“The cycle of interracial union in my family history is the driving force behind this project, which is based on my family album,” say Zimbabwe-born Tamary Kudita, a fine art photographer based in Cape Town and a recent graduate at UCT Michaelis School of Fine Art.
Specialising in film photography, Tamary’s work has mainly explored notions of race and representation in the postcolonial era. Her latest body of work, titled Maintaining Memories, evokes her family archive and archaic and contemporary photography techniques in a series of new and stirring images.
“My inspiration for the work comes from a story my aunt told me about our family history. My great great great grandfather was a white Anglo Boer War commissioner who fell in love with a black plantation worker named Rosy, who worked for him at that time,” says Tamary, whose process for making these portraits involved using a large 4×5 vintage camera, which works the same way as a pinhole camera.

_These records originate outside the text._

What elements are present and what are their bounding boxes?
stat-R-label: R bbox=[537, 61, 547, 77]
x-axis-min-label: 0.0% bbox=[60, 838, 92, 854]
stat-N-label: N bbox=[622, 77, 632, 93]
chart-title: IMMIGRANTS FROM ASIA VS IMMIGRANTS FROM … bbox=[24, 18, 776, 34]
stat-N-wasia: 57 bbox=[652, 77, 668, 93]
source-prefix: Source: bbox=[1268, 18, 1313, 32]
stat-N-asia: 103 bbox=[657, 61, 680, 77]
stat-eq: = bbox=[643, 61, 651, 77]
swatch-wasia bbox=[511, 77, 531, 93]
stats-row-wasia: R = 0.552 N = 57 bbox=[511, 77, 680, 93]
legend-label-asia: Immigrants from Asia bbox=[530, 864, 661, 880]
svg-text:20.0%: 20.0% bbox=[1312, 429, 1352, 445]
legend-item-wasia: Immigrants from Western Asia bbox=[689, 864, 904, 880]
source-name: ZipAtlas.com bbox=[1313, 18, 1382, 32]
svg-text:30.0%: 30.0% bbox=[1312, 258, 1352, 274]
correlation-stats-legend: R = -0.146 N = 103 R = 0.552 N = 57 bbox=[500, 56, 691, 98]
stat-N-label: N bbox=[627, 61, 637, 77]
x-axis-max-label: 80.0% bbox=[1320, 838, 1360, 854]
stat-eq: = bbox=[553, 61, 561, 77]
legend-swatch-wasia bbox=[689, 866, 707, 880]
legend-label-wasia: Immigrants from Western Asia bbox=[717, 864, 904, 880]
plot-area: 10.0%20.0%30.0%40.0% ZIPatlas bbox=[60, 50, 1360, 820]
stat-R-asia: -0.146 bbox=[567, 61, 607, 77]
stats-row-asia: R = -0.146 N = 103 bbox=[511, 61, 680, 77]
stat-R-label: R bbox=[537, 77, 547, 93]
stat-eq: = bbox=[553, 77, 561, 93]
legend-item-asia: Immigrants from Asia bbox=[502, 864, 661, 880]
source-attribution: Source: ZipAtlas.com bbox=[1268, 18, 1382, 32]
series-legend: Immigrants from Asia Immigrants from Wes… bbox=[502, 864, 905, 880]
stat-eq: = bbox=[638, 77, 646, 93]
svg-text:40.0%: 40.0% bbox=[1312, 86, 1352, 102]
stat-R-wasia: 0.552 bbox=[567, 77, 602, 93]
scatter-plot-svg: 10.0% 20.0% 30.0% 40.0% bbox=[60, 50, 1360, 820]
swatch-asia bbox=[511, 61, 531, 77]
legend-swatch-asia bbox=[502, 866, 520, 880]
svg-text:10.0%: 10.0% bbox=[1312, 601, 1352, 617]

“For the images, which are not black and white, I used a digital camera. To mimic early photographs, I used vintage filters on the images.”
“Due to the political climate in the Orange Free State during the early 1900s, [at a time when racial tension, segregation and injustice along racial lines were at an all time high], Rosy and her great great great grandfather were forced to separate. But before parting ways, they had six children”.
Two of the children were classified as black (Sophie and Namasi,) two of them were classified as coloured (Martha and Lindy) and the other two were classified as white (Peter and Ben).
“My great great grandfather, Peter, grew up and became a boer soldier. He would occasionally sneak food to his siblings at night but when he was caught he was chased away to a black urban area with his wife. Years later they had a son named Harry, who married a black woman.”
Maintaining Memories, which first showed at Michaelis Galleries at the end of last year, pays tribute to them.